Click here to view Andrew Middleton's presentation

Talking about student's writing: a closer look at teacher and student response to audio feedback

Clare McCullagh, University of Reading

This paper reports on the findings of a small scale action research project exploring how teachers and learners in an English for Academic Purposes (EAP) writing context exploit and perceive digital audio as a feedback medium. The study was designed in response to a changing context, in which writing teachers find themselves facing larger classes of learners who need extra support. The study was inspired by research across the HE sector in which audio as a feedback mode has proved to be an effective and efficient method of delivering feedback for learners, who find it friendly and engaging. The action research set out to explore whether digital audio might be a more accessible feedback mode for those learners at ease with speaking and listening activities who respond well to more personal and informal teaching styles. For all learners, it was envisaged that audio might enable teachers to provide a richer layer of detail that would motivate learners to engage more deeply with the re-drafting process.

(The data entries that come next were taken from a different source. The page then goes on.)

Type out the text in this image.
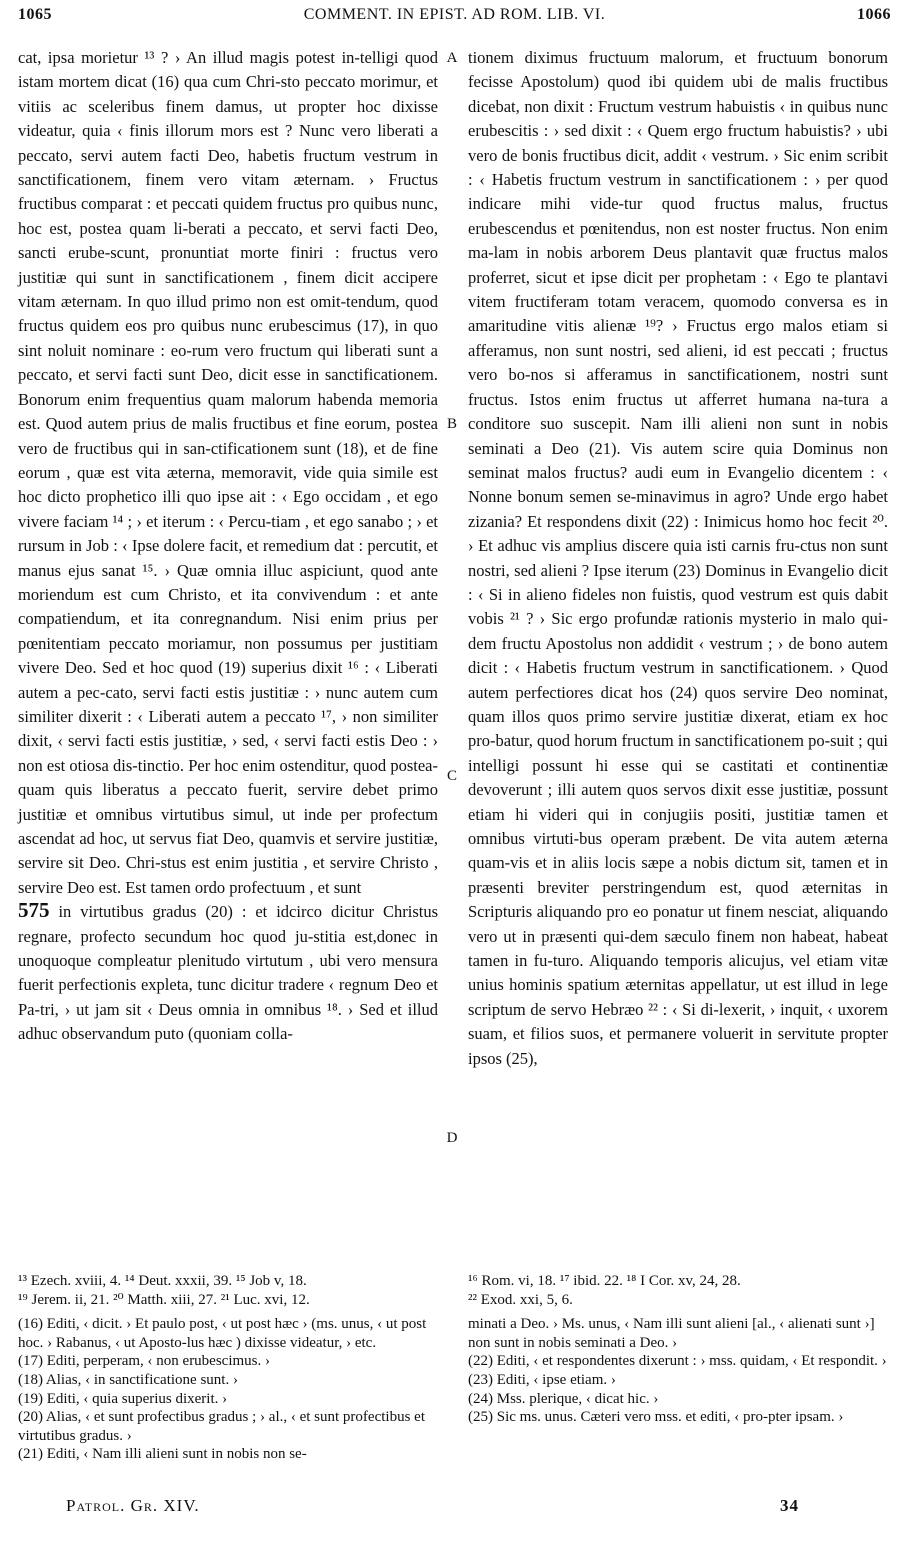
1065	COMMENT. IN EPIST. AD ROM. LIB. VI.	1066

cat, ipsa morietur ¹³ ? › An illud magis potest in-telligi quod istam mortem dicat (16) qua cum Chri-sto peccato morimur, et vitiis ac sceleribus finem damus, ut propter hoc dixisse videatur, quia ‹ finis illorum mors est ? Nunc vero liberati a peccato, servi autem facti Deo, habetis fructum vestrum in sanctificationem, finem vero vitam æternam. › Fructus fructibus comparat : et peccati quidem fructus pro quibus nunc, hoc est, postea quam li-berati a peccato, et servi facti Deo, sancti erube-scunt, pronuntiat morte finiri : fructus vero justitiæ qui sunt in sanctificationem , finem dicit accipere vitam æternam. In quo illud primo non est omit-tendum, quod fructus quidem eos pro quibus nunc erubescimus (17), in quo sint noluit nominare : eo-rum vero fructum qui liberati sunt a peccato, et servi facti sunt Deo, dicit esse in sanctificationem. Bonorum enim frequentius quam malorum habenda memoria est. Quod autem prius de malis fructibus et fine eorum, postea vero de fructibus qui in san-ctificationem sunt (18), et de fine eorum , quæ est vita æterna, memoravit, vide quia simile est hoc dicto prophetico illi quo ipse ait : ‹ Ego occidam , et ego vivere faciam ¹⁴ ; › et iterum : ‹ Percu-tiam , et ego sanabo ; › et rursum in Job : ‹ Ipse dolere facit, et remedium dat : percutit, et manus ejus sanat ¹⁵. › Quæ omnia illuc aspiciunt, quod ante moriendum est cum Christo, et ita convivendum : et ante compatiendum, et ita conregnandum. Nisi enim prius per pœnitentiam peccato moriamur, non possumus per justitiam vivere Deo. Sed et hoc quod (19) superius dixit ¹⁶ : ‹ Liberati autem a pec-cato, servi facti estis justitiæ : › nunc autem cum similiter dixerit : ‹ Liberati autem a peccato ¹⁷, › non similiter dixit, ‹ servi facti estis justitiæ, › sed, ‹ servi facti estis Deo : › non est otiosa dis-tinctio. Per hoc enim ostenditur, quod postea-quam quis liberatus a peccato fuerit, servire debet primo justitiæ et omnibus virtutibus simul, ut inde per profectum ascendat ad hoc, ut servus fiat Deo, quamvis et servire justitiæ, servire sit Deo. Chri-stus est enim justitia , et servire Christo , servire Deo est. Est tamen ordo profectuum , et sunt
575 in virtutibus gradus (20) : et idcirco dicitur Christus regnare, profecto secundum hoc quod ju-stitia est,donec in unoquoque compleatur plenitudo virtutum , ubi vero mensura fuerit perfectionis expleta, tunc dicitur tradere ‹ regnum Deo et Pa-tri, › ut jam sit ‹ Deus omnia in omnibus ¹⁸. › Sed et illud adhuc observandum puto (quoniam colla-

A
B
C
D

tionem diximus fructuum malorum, et fructuum bonorum fecisse Apostolum) quod ibi quidem ubi de malis fructibus dicebat, non dixit : Fructum vestrum habuistis ‹ in quibus nunc erubescitis : › sed dixit : ‹ Quem ergo fructum habuistis? › ubi vero de bonis fructibus dicit, addit ‹ vestrum. › Sic enim scribit : ‹ Habetis fructum vestrum in sanctificationem : › per quod indicare mihi vide-tur quod fructus malus, fructus erubescendus et pœnitendus, non est noster fructus. Non enim ma-lam in nobis arborem Deus plantavit quæ fructus malos proferret, sicut et ipse dicit per prophetam : ‹ Ego te plantavi vitem fructiferam totam veracem, quomodo conversa es in amaritudine vitis alienæ ¹⁹? › Fructus ergo malos etiam si afferamus, non sunt nostri, sed alieni, id est peccati ; fructus vero bo-nos si afferamus in sanctificationem, nostri sunt fructus. Istos enim fructus ut afferret humana na-tura a conditore suo suscepit. Nam illi alieni non sunt in nobis seminati a Deo (21). Vis autem scire quia Dominus non seminat malos fructus? audi eum in Evangelio dicentem : ‹ Nonne bonum semen se-minavimus in agro? Unde ergo habet zizania? Et respondens dixit (22) : Inimicus homo hoc fecit ²⁰. › Et adhuc vis amplius discere quia isti carnis fru-ctus non sunt nostri, sed alieni ? Ipse iterum (23) Dominus in Evangelio dicit : ‹ Si in alieno fideles non fuistis, quod vestrum est quis dabit vobis ²¹ ? › Sic ergo profundæ rationis mysterio in malo qui-dem fructu Apostolus non addidit ‹ vestrum ; › de bono autem dicit : ‹ Habetis fructum vestrum in sanctificationem. › Quod autem perfectiores dicat hos (24) quos servire Deo nominat, quam illos quos primo servire justitiæ dixerat, etiam ex hoc pro-batur, quod horum fructum in sanctificationem po-suit ; qui intelligi possunt hi esse qui se castitati et continentiæ devoverunt ; illi autem quos servos dixit esse justitiæ, possunt etiam hi videri qui in conjugiis positi, justitiæ tamen et omnibus virtuti-bus operam præbent. De vita autem æterna quam-vis et in aliis locis sæpe a nobis dictum sit, tamen et in præsenti breviter perstringendum est, quod æternitas in Scripturis aliquando pro eo ponatur ut finem nesciat, aliquando vero ut in præsenti qui-dem sæculo finem non habeat, habeat tamen in fu-turo. Aliquando temporis alicujus, vel etiam vitæ unius hominis spatium æternitas appellatur, ut est illud in lege scriptum de servo Hebræo ²² : ‹ Si di-lexerit, › inquit, ‹ uxorem suam, et filios suos, et permanere voluerit in servitute propter ipsos (25),

¹³ Ezech. xviii, 4. ¹⁴ Deut. xxxii, 39. ¹⁵ Job v, 18.

¹⁹ Jerem. ii, 21. ²⁰ Matth. xiii, 27. ²¹ Luc. xvi, 12.

(16) Editi, ‹ dicit. › Et paulo post, ‹ ut post hæc › (ms. unus, ‹ ut post hoc. › Rabanus, ‹ ut Aposto-lus hæc ) dixisse videatur, › etc.

(17) Editi, perperam, ‹ non erubescimus. ›

(18) Alias, ‹ in sanctificatione sunt. ›

(19) Editi, ‹ quia superius dixerit. ›

(20) Alias, ‹ et sunt profectibus gradus ; › al., ‹ et sunt profectibus et virtutibus gradus. ›

(21) Editi, ‹ Nam illi alieni sunt in nobis non se-

¹⁶ Rom. vi, 18. ¹⁷ ibid. 22. ¹⁸ I Cor. xv, 24, 28.

²² Exod. xxi, 5, 6.

minati a Deo. › Ms. unus, ‹ Nam illi sunt alieni [al., ‹ alienati sunt ›] non sunt in nobis seminati a Deo. ›

(22) Editi, ‹ et respondentes dixerunt : › mss. quidam, ‹ Et respondit. ›

(23) Editi, ‹ ipse etiam. ›

(24) Mss. plerique, ‹ dicat hic. ›

(25) Sic ms. unus. Cæteri vero mss. et editi, ‹ pro-pter ipsam. ›

Patrol. Gr. XIV.	34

During a Pre-sessional course both generic and individual audio feedback was introduced in a staged approach alongside a reduced amount of written commentary on student essays. Teacher and student responses were captured through surveys, focus groups and discussion. In all respects, apart from the demands it placed upon tutor time and energy, audio feedback met our expectations and proved itself to be entirely appropriate for a process writing context as an enhancement, rather than a replacement, to written commentary. The findings of this study are of relevance beyond an EAP context to the wider University context, where the flexibility of digital audio offers great potential for both face-to-face and distance applications.